On December 6, 2022, an unnamed Lyft driver allegedly drove Ewen Dewitt to Ms. Minogue’s home. Id. ¶ 13. During the drive to Ms. Minogue’s home, Mr. Dewitt allegedly carried a “large axe” “in plain sight” and “looked and acted like he was dangerous.” Id. ¶¶ 13, 14(a). Mr. Dewitt then allegedly broke into Ms. Minogue’s home and struck her with the axe, killing her. Id. Luke Minogue and Shaun Turner “heard and/or witnessed, the horrific events, and saw their mother mortally wounded and dying.” Id. ¶ 15. The Lyft driver allegedly “allowed [Mr.] Dewitt to stop to buy liquor, and other supplies needed to carry out his heinous crime.” Id. ¶ 14(b). The Lyft driver also allegedly failed to call for help or notify supervisors, and Lyft allegedly failed to properly train or supervise the Lyft driver. Id. ¶¶ 14(c)–(h).
B. Procedural History On January 3, 2025, Lyft removed this case to federal court. Notice of Removal, ECF No. 1 (Jan. 3, 2025). On February 10, 2025, Lyft filed a motion to dismiss the Complaint and an accompanying memorandum in support.2 Mot. to Dismiss, ECF No. 16 (Feb. 10, 2025); Memo. in Supp., ECF No. 16-1 (Feb. 10, 2025) (“Memo. in Supp.”).
2 On February 12, 2025, Lyft filed an identical motion to dismiss, potentially to account for both “Lyft, Inc.” and “Lyft Drives Connecticut, Inc.” being named in the Complaint, although no reason is specified in the document. See Mot. to Dismiss, ECF No. 17 (Jan. 12, 2025).

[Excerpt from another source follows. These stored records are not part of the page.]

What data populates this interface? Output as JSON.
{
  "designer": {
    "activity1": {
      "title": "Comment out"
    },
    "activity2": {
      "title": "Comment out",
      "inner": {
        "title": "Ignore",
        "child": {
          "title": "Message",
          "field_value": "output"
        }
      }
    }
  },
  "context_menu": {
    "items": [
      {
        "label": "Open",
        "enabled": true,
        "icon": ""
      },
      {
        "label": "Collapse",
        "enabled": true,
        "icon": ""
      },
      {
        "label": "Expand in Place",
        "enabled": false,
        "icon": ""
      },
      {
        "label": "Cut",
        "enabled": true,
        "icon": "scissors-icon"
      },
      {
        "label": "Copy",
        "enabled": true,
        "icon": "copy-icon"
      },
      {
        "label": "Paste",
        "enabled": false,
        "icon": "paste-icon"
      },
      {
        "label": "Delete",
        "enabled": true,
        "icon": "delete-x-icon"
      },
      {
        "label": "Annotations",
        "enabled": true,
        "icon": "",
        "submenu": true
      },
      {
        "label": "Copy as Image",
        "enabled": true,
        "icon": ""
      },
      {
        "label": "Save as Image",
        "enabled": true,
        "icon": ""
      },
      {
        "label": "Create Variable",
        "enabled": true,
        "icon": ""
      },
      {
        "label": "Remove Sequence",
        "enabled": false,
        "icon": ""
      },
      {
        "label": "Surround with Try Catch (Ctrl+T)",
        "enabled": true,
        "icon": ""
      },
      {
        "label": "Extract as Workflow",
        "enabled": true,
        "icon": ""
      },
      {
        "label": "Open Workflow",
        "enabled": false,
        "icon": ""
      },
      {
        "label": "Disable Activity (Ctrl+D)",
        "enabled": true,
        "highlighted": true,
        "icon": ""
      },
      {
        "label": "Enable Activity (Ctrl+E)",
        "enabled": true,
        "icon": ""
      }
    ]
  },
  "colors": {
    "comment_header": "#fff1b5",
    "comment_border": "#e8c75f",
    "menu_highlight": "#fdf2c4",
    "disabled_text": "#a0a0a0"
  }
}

Since the corporate entity is one and the same, and the documents are apparently identical, the Court will refer only to one motion to dismiss for the purposes of this Order and Ruling. On March 11, 2025, Plaintiffs filed a motion to stay adjudication of the motion to dismiss until the completion of some discovery. Mot. to Stay, ECF No. 26 (Mar. 11, 2025). On April 1, 2025, Lyft filed an objection to the motion to stay adjudication of the motion to dismiss. Obj. re Mot. to Stay, ECF No. 27 (Apr. 1, 2025).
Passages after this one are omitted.